Malgré le nombre d'études (Becker, 1974; Haveman et Wolfe, 1995 ; cités par ASPC, 2004) ayant révélé qu'il existe des liens considérables entre le revenu familial et la santé des jeunes, d'autres études (Curtis et al., 1998; Dooley et al., 1998a,b) par contre ont révélé que les relations entre ces deux facteurs sont peu marquées et même parfois négligeable. Ces résultats semblent contredire la théorie économique selon laquelle le niveau de revenu est une composante essentielle du bien-être des enfants.

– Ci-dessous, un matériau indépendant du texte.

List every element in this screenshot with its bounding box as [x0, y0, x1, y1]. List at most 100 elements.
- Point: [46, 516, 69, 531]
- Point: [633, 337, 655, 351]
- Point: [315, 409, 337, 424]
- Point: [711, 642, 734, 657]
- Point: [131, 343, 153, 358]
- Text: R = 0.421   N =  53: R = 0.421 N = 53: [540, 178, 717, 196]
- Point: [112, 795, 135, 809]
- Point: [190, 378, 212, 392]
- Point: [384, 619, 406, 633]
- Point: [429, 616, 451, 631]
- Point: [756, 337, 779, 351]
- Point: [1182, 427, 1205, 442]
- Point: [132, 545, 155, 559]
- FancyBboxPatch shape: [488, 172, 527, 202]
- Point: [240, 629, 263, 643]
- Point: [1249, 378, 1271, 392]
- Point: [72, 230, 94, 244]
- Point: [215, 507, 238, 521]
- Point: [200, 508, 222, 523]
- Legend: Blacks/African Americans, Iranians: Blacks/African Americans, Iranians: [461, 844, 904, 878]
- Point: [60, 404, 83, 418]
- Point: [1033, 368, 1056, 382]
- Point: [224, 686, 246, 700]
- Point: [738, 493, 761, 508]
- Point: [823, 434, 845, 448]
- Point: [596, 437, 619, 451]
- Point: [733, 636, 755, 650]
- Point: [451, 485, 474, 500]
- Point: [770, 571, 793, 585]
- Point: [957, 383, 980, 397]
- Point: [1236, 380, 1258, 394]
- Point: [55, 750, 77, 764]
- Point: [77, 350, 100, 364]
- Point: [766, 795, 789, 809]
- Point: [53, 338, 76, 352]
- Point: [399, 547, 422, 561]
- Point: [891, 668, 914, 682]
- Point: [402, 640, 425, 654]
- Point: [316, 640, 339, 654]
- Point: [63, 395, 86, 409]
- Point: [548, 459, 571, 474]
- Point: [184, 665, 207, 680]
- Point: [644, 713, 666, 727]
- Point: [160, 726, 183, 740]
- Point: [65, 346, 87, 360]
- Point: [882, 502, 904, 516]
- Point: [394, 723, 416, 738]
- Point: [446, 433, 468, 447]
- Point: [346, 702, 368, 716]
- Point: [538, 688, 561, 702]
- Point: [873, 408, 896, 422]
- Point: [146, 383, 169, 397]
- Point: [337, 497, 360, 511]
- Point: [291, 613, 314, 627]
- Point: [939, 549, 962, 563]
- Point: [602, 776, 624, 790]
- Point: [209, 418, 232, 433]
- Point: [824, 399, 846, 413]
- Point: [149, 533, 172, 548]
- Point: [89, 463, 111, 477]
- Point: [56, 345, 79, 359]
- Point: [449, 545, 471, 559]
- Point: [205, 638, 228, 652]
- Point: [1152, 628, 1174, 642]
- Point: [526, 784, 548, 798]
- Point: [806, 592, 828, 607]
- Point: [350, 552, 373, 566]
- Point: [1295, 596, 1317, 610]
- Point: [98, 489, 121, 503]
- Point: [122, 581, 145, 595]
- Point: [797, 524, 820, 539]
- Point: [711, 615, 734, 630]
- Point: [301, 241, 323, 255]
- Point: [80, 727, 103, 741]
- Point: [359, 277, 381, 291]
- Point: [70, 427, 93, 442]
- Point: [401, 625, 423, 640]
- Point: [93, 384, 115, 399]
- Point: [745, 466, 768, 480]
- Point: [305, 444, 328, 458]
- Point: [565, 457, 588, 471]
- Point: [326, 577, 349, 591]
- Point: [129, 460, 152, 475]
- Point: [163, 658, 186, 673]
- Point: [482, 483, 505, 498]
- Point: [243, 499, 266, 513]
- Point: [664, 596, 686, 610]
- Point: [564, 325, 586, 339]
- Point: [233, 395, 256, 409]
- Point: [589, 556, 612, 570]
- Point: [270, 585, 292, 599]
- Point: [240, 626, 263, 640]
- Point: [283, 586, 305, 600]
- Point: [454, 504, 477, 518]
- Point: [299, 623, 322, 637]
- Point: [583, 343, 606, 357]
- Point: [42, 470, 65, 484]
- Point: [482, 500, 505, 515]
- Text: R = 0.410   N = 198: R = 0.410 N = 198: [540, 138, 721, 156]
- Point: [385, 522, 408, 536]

Le peu d'importance empirique relative du revenu pour le bien-être des enfants peut aussi s'expliquer comme suit (ASPC, op.cit):

a) le revenu et/ou la pauvreté sont sujets à des erreurs de mesure, ce qui biaise les coefficients;

b) il peut y avoir des problèmes d'endogénéité (par exemple, il pourrait être difficile pour une mère seule avec un enfant gravement malade de travailler à plein temps);

c) le revenu et/ou la pauvreté peuvent être en corrélation étroite avec d'autres variables socio-économiques habituellement incluses dans les modèles de régression des déterminants du bien-être de l'enfant, affaiblissant ainsi les niveaux de signification (par exemple, le faible revenu et le statut de mère seule sont en corrélation très étroite). Ces préoccupations, quoique très valables, sont difficiles à isoler lorsqu'on étudie les relations socio-économiques et leurs conséquences pour la santé dans un ensemble de données transversales.

Selon Korenman et al. (1995), l'évolution de la pauvreté à long terme aurait un impact modéré sur le développement cognitif des enfants.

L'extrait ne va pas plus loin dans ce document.